A 3–0 win away to Lithuania has seen Roy Hodgson’s England side record 10 wins from 10 and book themselves a place in next year’s European Championships.
England have become only the 6th nation to qualify unbeaten and they did it in style. Yes, the group was exceedingly poor but as the cliche goes, ‘you can only beat the teams put in front of you’. It certainly doesn’t hurt if you can score 31 and concede 3 along the way either.
Despite achieving a qualification regarded by many as a formality, Hodgson is now faced with a tricky situation.
The road to this Euro 2016 was littered with potential pitfalls and the role of England manager had never been more of a poisoned chalice.

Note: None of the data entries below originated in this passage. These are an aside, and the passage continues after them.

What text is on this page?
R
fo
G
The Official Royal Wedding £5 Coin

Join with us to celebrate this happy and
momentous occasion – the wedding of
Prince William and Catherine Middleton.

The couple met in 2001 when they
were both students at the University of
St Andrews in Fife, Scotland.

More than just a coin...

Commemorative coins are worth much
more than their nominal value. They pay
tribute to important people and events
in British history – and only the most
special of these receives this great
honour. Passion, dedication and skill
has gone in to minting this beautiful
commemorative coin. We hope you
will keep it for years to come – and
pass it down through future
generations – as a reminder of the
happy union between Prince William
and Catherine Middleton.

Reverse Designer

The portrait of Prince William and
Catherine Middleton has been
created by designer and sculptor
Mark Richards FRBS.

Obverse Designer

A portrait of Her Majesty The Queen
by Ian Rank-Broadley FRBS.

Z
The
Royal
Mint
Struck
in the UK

England’s so called golden generation limped out of the World Cup in Brazil with a whimper. A nationwide post-mortem declared a gulf in class and a gulf within the squad. The elder statesmen had peaked and the young guns were yet to impress.
Roy Hodgson had inherited a squad with too few players at the peak of their talents and the role of England’s manager was set to live up to its “poisoned chalice” reputation.
England were yet again handed a relatively straightforward qualifying group. They were joined in Group E by Switzerland, Slovenia, Estonia, Lithuania, and San Marino.
FIFA’s rankings at the beginning of qualification.
Switzerland — 10th
Slovenia — 53rd
Estonia — 81st
Lithuania — 103rd
San Marino — 208th
FIFA’s ranking system is far from perfect but without a game that could be considered “difficult”, England had entered into a situation in which they simply couldn’t satisfy.
Cruising through their group winning each game has prompted fans and media to bemoan an easy group that never really tested the merit of the squad. Of course, had they dropped points the same people would have condemned the squad for being woefully poor.
So, England pass their mediocre test with colours that were expected to be flying, so what next for Hodgson? Use the solid tactics and first choice XI in France and carry on? Well that would be great if Hodgson had actually nailed down either of those things.
33 players were used in qualifying. Players like Dele Ali and Danny Ings have only just broken into the squad as options and Daniel Sturridge hasn’t kicked a ball for England in qualifying. Rather than give Hodgson a selection headache, the performances of Barkley and Lallana in roles formerly occupied by Carrick and Wilshere has forced Hodgson to tinker with conflicting styles.
The potential for England to be a potent counter-attacking team is obvious. The pace and guile of players like Walcott, Chamberlain, Vardy and Sterling make them dangerous on the break. However, the teams played thus far have allowed England to boss possession and chances to counter-attack have been limited.
Hodgson has learned absolutely nothing from these qualifiers other than the fact that England can grind out results against Europe’s makeweights. When asked how he will utilise his newer recruits in the upcoming friendlies against France and Spain Hodgson said he would, “Use them to learn and see where we are.”
He doesn’t know where England are in respect to the rest of the top European teams. After the final game of a 10 match qualifying procedure Hodgson has learned almost nothing he didn’t already know when he inherited the squad for the World Cup. Facing France and Spain next month will tell Hodgson more about his squad than demolishing Group E did and it will be interesting to see if the Three Lions can really hold their own against Europe’s elite.